Por: Ana Paula Marques

Marinha critica revogação de título para almirante

Vídeo deveria gerar a demissão do comandante da Marinha | Foto: Lula Marques/ Agência Brasil

Uma decisão do Conselho Universitário da Universidade Federal do Rio Grande (Consun) causou a reprovação de uma instituição inteira das Forças Armadas Brasileiras. Na última sexta-feira (5), o Conselho cassou o título de “doutor honoris causa” concedido ao Almirante-de-Esquadra Maximiano Eduardo da Silva Fonseca. A resposta da Marinha do Brasil à Universidade Federal do Rio Grande (FURG) aconteceu nesta segunda-feira (8) e foi de imediata reprovação.

A manifestação, em nota, do Comandante Marcos Sampaio Olsen não foi só de desagrado pela “desconsideração do legado do almirante”, mas também estabelecia que a ação feria a “instrumentalização política da academia”, ou seja, segundo o atual Almirante-de-Esquadra, atingia diretamente a Marinha. O Conselho Universitário também cassou os títulos de doutor honoris causa concedidos ao ex-presidente Emílio Garrastazu Médici e ao ex-ministro Golbery do Couto e Silva, ambos nomes da ditadura militar.

Entretanto, a carta enviada pelo comandante menciona apenas a decisão de cassar a honraria de Maximiano Fonseca. Na nota, Olsen argumenta que o oficial Maximiano Fonseca, morto nos anos 1990, teve sua "vida inteiramente consagrada ao labor ligado à Pesquisa Oceânica" e também pede explicações da universidade para a retirada do título.

“É difícil compreender as razões de renomada instituição, com vasta experiência em estudos do mar, ignorar as contribuições de um homem honrado, progressista e com uma vida dedicada ao Brasil e ao povo brasileiro”, descreveu.

Navio prisão

O oficial Maximiano Fonseca foi o idealizador do Programa Antártico Brasileiro (Proantar), que por descrição da própria Marinha, tem o objetivo de “promover pesquisa científica diversificada e de alta qualidade na região antártica”. A nota foi confirmada pela Marinha, que ao Correio da Manhã declarou o conteúdo do documento como verdadeiro e disse se tratar da posição oficial da Força.

De fato, Maximiano criou o Proantar e teve papel importante no desenvolvimento de pesquisas oceânicas no país. Porém, apesar das atribuições de prestígio descritas na carta da Marinha, a Comissão da Verdade, — grupo instituído para investigar as graves violações de direitos humanos durante a Ditadura — revelou que Maximiano Fonseca, como comandante do navio hidrográfico Canopus durante o golpe militar de 1964, teria permitido que o navio servisse de prisão e local de tortura de 22 presos políticos. O navio fazia o levantamento hidrográfico da costa do Rio Grande do Sul.
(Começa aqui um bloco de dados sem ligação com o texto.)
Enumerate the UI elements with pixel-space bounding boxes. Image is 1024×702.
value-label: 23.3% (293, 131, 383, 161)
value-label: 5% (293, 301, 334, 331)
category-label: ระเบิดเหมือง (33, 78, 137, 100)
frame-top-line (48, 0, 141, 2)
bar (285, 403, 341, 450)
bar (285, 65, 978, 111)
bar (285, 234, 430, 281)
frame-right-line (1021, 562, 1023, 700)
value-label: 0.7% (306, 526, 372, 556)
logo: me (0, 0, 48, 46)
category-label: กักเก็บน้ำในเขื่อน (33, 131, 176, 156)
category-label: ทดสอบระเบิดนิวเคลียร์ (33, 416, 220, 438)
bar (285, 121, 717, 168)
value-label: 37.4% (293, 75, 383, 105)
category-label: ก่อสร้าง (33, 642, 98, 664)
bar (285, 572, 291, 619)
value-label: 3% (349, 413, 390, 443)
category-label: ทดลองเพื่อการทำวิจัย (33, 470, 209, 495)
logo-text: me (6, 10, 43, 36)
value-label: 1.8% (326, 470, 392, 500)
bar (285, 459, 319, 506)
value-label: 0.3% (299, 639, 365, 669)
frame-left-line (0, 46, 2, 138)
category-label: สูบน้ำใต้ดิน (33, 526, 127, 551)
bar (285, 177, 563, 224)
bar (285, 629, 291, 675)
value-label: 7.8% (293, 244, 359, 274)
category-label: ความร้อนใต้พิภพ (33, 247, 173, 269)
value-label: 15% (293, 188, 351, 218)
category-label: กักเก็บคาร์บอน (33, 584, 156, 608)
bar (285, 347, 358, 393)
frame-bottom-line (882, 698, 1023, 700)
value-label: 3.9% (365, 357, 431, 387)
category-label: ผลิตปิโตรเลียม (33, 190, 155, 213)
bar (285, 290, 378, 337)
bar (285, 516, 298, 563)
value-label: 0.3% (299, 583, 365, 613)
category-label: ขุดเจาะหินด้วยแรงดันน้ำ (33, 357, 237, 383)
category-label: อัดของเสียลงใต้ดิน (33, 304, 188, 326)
Mas, ao ser utilizado como prisão a partir de abril de 1964 após o golpe militar, gerou a justificativa para a revogação do título ao almirante.

Resposta

Essa informação foi a resposta da universidade para esclarecer a decisão da retirada do título. Nesta terça-feira (9), a FURG enviou uma carta em resposta ao comandante da Marinha. No texto, a universidade descreve em detalhes o motivo da cassação dos títulos, que passaram ao todo por sete estágios de análise.

“Cientes da já mencionada complexidade da revogação da concessão, iniciou-se um processo de profunda reflexão sobre as alternativas que se apresentavam [...] E só após recomendações do Ministério Público Federal foi tomada a decisão, não só nessa, mas em universidades federais gaúchas, que já revogaram os títulos honoríficos outorgados no mesmo contexto, assim como dezenas de universidades pelo país afora, seguindo exatamente a linha apresentada”.

Em um desses trechos, a universidade garante que “entre os presos políticos mantidos no navio em cativeiro e torturados, estiveram agentes da comunidade como professores, vereadores, jornalistas, ferroviários e outros cujas funções sociais ainda não são conhecidas”. A nota é assinada pelo reitor Danilo Giroldo, que logo depois diz reconhecer as “inquestionáveis e grandiosas contribuições ao nosso país” do almirante Maximiano. No entanto, o documento diz ainda que se vive um momento histórico diferente de 1984, último ano do regime militar, quando o título honorífico foi concedido.

A universidade termina o texto se dizendo à disposição da Marinha “para receber elementos adicionais ainda não analisados ou não presentes em documentos oficiais públicos que afastem a responsabilidade do Almirante Maximiano dos fatos apontados pela Comissão Nacional da Verdade em relação ao navio Canopus”.